The headline at the Suffolk County Planning Commission on Wednesday will be county’s single-largest housing project ever — the $4 billion Heartland Town Square and its 9,100 units.
But the commission, beset by internal tensions, also faces a critical vote the same day on who will lead the severely split board for the next year.
Chairwoman Jennifer Casey, a lawyer from Huntington Station who was considered a middle-of-the-road choice when selected last year, is expected to face a challenge for the second year in a row from board member Michael Kelly, a developer who once led the Long Island Builders Institute.
“The real root of this is that there is a conflict for control of the planning commission,” said Adrienne Esposito, commission vice chair and executive director of the nonprofit Concerned Citizens for the Environment.
Esposito, a Casey backer, argued that Kelly, “believes we should support whatever the planning staff says. It’s better for the public to have a neutral party, like Jennifer, as chair. It’s our job to provide an independent evaluation of the regional impact of a project; we’re not there to be finger puppets.”
But Mitchell Pally, executive director of the Long Island Builders Institute, said the commission often oversteps its bounds, reviewing nitty-gritty planning details that are town responsibilities.
“The county should only look at how projects fit into county priorities,” said Pally. “Unfortunately, that’s not always the case.”
The sides in the battle over the leadership of the 15-member commission, which has one vacancy, are almost evenly divided.
The outcome could hinge on whether commission member Nicholas Planamento, who will be returning from a trip, can vote by video conferencing from Kennedy Airport. The commission needs eight for a quorum, and at least eight votes are needed to elect a chair.
Robert Freeman, executive director of the Committee on Open Government, said Valerie Smith, an assistant Suffolk County attorney, consulted with him about the issue. He said she questioned whether Planamento should be allowed to participate from the airport site because any member of the public who wants to see him there would have to pay for parking.

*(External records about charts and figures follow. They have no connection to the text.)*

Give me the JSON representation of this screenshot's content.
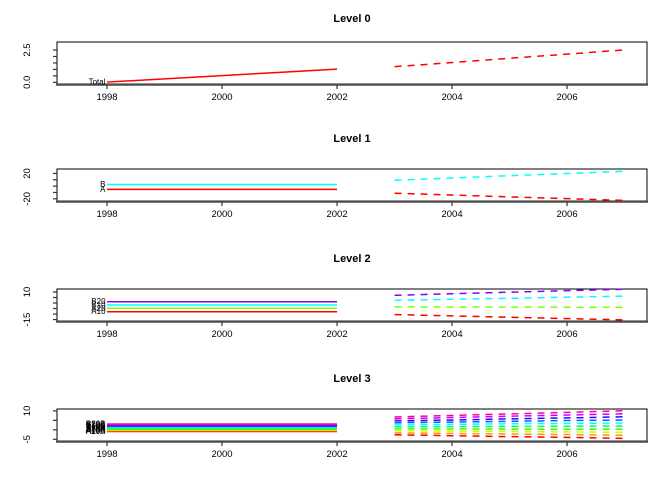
{
  "figure": {
    "background": "#ffffff",
    "description": "Hierarchical time series forecast plot with four stacked level panels, solid historical lines 1998-2002 and dashed forecast lines 2003-2007"
  },
  "chart_data": [
    {
      "type": "line",
      "title": "Level 0",
      "xlim": [
        1997.13,
        2007.39
      ],
      "ylim": [
        -0.13,
        3.12
      ],
      "xticks": [
        {
          "v": 1998,
          "label": "1998"
        },
        {
          "v": 2000,
          "label": "2000"
        },
        {
          "v": 2002,
          "label": "2002"
        },
        {
          "v": 2004,
          "label": "2004"
        },
        {
          "v": 2006,
          "label": "2006"
        }
      ],
      "yticks": [
        {
          "v": 0,
          "label": "0.0"
        },
        {
          "v": 0.5,
          "label": ""
        },
        {
          "v": 1,
          "label": ""
        },
        {
          "v": 1.5,
          "label": ""
        },
        {
          "v": 2,
          "label": ""
        },
        {
          "v": 2.5,
          "label": "2.5"
        }
      ],
      "years_history": [
        1998,
        1999,
        2000,
        2001,
        2002
      ],
      "years_forecast": [
        2003,
        2004,
        2005,
        2006,
        2007
      ],
      "series": [
        {
          "name": "Total",
          "color": "#FF0000",
          "history": [
            0.02,
            0.27,
            0.52,
            0.77,
            1.02
          ],
          "forecast": [
            1.21,
            1.53,
            1.86,
            2.18,
            2.51
          ]
        }
      ]
    },
    {
      "type": "line",
      "title": "Level 1",
      "xlim": [
        1997.13,
        2007.39
      ],
      "ylim": [
        -23.5,
        27.0
      ],
      "xticks": [
        {
          "v": 1998,
          "label": "1998"
        },
        {
          "v": 2000,
          "label": "2000"
        },
        {
          "v": 2002,
          "label": "2002"
        },
        {
          "v": 2004,
          "label": "2004"
        },
        {
          "v": 2006,
          "label": "2006"
        }
      ],
      "yticks": [
        {
          "v": -20,
          "label": "-20"
        },
        {
          "v": -10,
          "label": ""
        },
        {
          "v": 0,
          "label": ""
        },
        {
          "v": 10,
          "label": ""
        },
        {
          "v": 20,
          "label": "20"
        }
      ],
      "years_history": [
        1998,
        1999,
        2000,
        2001,
        2002
      ],
      "years_forecast": [
        2003,
        2004,
        2005,
        2006,
        2007
      ],
      "series": [
        {
          "name": "A",
          "color": "#FF0000",
          "history": [
            -5.1,
            -5.1,
            -5.1,
            -5.1,
            -5.1
          ],
          "forecast": [
            -11.2,
            -14.1,
            -17.0,
            -19.8,
            -22.6
          ]
        },
        {
          "name": "B",
          "color": "#00FFFF",
          "history": [
            2.6,
            2.6,
            2.6,
            2.6,
            2.6
          ],
          "forecast": [
            9.2,
            12.8,
            16.4,
            19.9,
            23.5
          ]
        }
      ]
    },
    {
      "type": "line",
      "title": "Level 2",
      "xlim": [
        1997.13,
        2007.39
      ],
      "ylim": [
        -16.3,
        12.7
      ],
      "xticks": [
        {
          "v": 1998,
          "label": "1998"
        },
        {
          "v": 2000,
          "label": "2000"
        },
        {
          "v": 2002,
          "label": "2002"
        },
        {
          "v": 2004,
          "label": "2004"
        },
        {
          "v": 2006,
          "label": "2006"
        }
      ],
      "yticks": [
        {
          "v": -15,
          "label": "-15"
        },
        {
          "v": -10,
          "label": ""
        },
        {
          "v": -5,
          "label": ""
        },
        {
          "v": 0,
          "label": ""
        },
        {
          "v": 5,
          "label": ""
        },
        {
          "v": 10,
          "label": "10"
        }
      ],
      "years_history": [
        1998,
        1999,
        2000,
        2001,
        2002
      ],
      "years_forecast": [
        2003,
        2004,
        2005,
        2006,
        2007
      ],
      "series": [
        {
          "name": "A10",
          "color": "#FF0000",
          "history": [
            -7.9,
            -7.9,
            -7.9,
            -7.9,
            -7.9
          ],
          "forecast": [
            -10.5,
            -11.7,
            -12.9,
            -14.1,
            -15.3
          ]
        },
        {
          "name": "A20",
          "color": "#80FF00",
          "history": [
            -4.8,
            -4.8,
            -4.8,
            -4.8,
            -4.8
          ],
          "forecast": [
            -3.5,
            -3.6,
            -3.7,
            -3.8,
            -3.9
          ]
        },
        {
          "name": "B10",
          "color": "#00FFFF",
          "history": [
            -1.8,
            -1.8,
            -1.8,
            -1.8,
            -1.8
          ],
          "forecast": [
            2.4,
            3.4,
            4.3,
            5.3,
            6.3
          ]
        },
        {
          "name": "B20",
          "color": "#8000FF",
          "history": [
            1.2,
            1.2,
            1.2,
            1.2,
            1.2
          ],
          "forecast": [
            7.0,
            8.4,
            9.8,
            11.2,
            12.5
          ]
        }
      ]
    },
    {
      "type": "line",
      "title": "Level 3",
      "xlim": [
        1997.13,
        2007.39
      ],
      "ylim": [
        -5.9,
        11.0
      ],
      "xticks": [
        {
          "v": 1998,
          "label": "1998"
        },
        {
          "v": 2000,
          "label": "2000"
        },
        {
          "v": 2002,
          "label": "2002"
        },
        {
          "v": 2004,
          "label": "2004"
        },
        {
          "v": 2006,
          "label": "2006"
        }
      ],
      "yticks": [
        {
          "v": -5,
          "label": "-5"
        },
        {
          "v": 0,
          "label": ""
        },
        {
          "v": 5,
          "label": ""
        },
        {
          "v": 10,
          "label": "10"
        }
      ],
      "years_history": [
        1998,
        1999,
        2000,
        2001,
        2002
      ],
      "years_forecast": [
        2003,
        2004,
        2005,
        2006,
        2007
      ],
      "series": [
        {
          "name": "A10A",
          "color": "#FF0000",
          "history": [
            -0.9,
            -0.9,
            -0.9,
            -0.9,
            -0.9
          ],
          "forecast": [
            -2.6,
            -3.1,
            -3.6,
            -4.0,
            -4.5
          ]
        },
        {
          "name": "A10B",
          "color": "#FF9900",
          "history": [
            -0.5,
            -0.5,
            -0.5,
            -0.5,
            -0.5
          ],
          "forecast": [
            -1.6,
            -1.9,
            -2.2,
            -2.5,
            -2.9
          ]
        },
        {
          "name": "A10C",
          "color": "#CCFF00",
          "history": [
            0.0,
            0.0,
            0.0,
            0.0,
            0.0
          ],
          "forecast": [
            -0.5,
            -0.7,
            -0.9,
            -1.1,
            -1.3
          ]
        },
        {
          "name": "A20A",
          "color": "#33FF00",
          "history": [
            0.4,
            0.4,
            0.4,
            0.4,
            0.4
          ],
          "forecast": [
            0.5,
            0.5,
            0.4,
            0.4,
            0.4
          ]
        },
        {
          "name": "A20B",
          "color": "#00FF66",
          "history": [
            0.9,
            0.9,
            0.9,
            0.9,
            0.9
          ],
          "forecast": [
            1.6,
            1.7,
            1.8,
            1.9,
            2.0
          ]
        },
        {
          "name": "B10A",
          "color": "#00FFFF",
          "history": [
            1.3,
            1.3,
            1.3,
            1.3,
            1.3
          ],
          "forecast": [
            2.6,
            2.9,
            3.2,
            3.4,
            3.6
          ]
        },
        {
          "name": "B10B",
          "color": "#0066FF",
          "history": [
            1.8,
            1.8,
            1.8,
            1.8,
            1.8
          ],
          "forecast": [
            3.7,
            4.1,
            4.5,
            4.9,
            5.2
          ]
        },
        {
          "name": "B10C",
          "color": "#3300FF",
          "history": [
            2.2,
            2.2,
            2.2,
            2.2,
            2.2
          ],
          "forecast": [
            4.7,
            5.2,
            5.8,
            6.3,
            6.9
          ]
        },
        {
          "name": "B20A",
          "color": "#CC00FF",
          "history": [
            2.7,
            2.7,
            2.7,
            2.7,
            2.7
          ],
          "forecast": [
            5.8,
            6.5,
            7.2,
            7.8,
            8.5
          ]
        },
        {
          "name": "B20B",
          "color": "#FF0099",
          "history": [
            3.1,
            3.1,
            3.1,
            3.1,
            3.1
          ],
          "forecast": [
            6.8,
            7.6,
            8.4,
            9.2,
            10.1
          ]
        }
      ]
    }
  ]
}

He said Smith’s concern was based on a state advisory opinion which barred a local board from holding meetings in a restaurant because interested residents would be expected to buy something, Freeman said. But Freeman said the facts here are different because only one commission member is involved and the public is likely to take part at the Riverhead hearing, where they can interact with Planamento by video.
Commission member Nicholas Morehead of Shelter Island, who is ill, is being allowed to link in by video from his local Town Hall, a site the public can access.
Smith’s boss, county attorney Dennis Brown, said discussions about the voting issue were held with the state. But he said he couldn’t “comment at this point on the nature and extent that a video conference can be held” because the issue was “under review.”
Infighting on the commission first was sparked by the board’s rejection of Tuckahoe Center, a supermarket shopping center in Southampton on traffic-snarled County Road 39. Kelly walked out of the meeting in protest.
When the commission later reversed its stand, member Barbara Roberts, an environmentalist, resigned in protest. She accused County Executive Steve Bellone of interfering with planning staff reports and of trying to make the commission “his blind puppet.” Bellone aides deny the assertions.
“I’ve been trying to pull everyone together,” said Casey, an attorney from Huntington Station. “But the commission’s job is to be an independent body, not a rubber stamp for politicians and developers.”
Kelly said he is willing to serve as chairman if others want him, but declined to comment further because policy has been for the chairman to speak for the commission.
“I’m staying focused on Heartland which the most significant thing the county has had in generations,” Kelly said. “Everything else is peripheral.”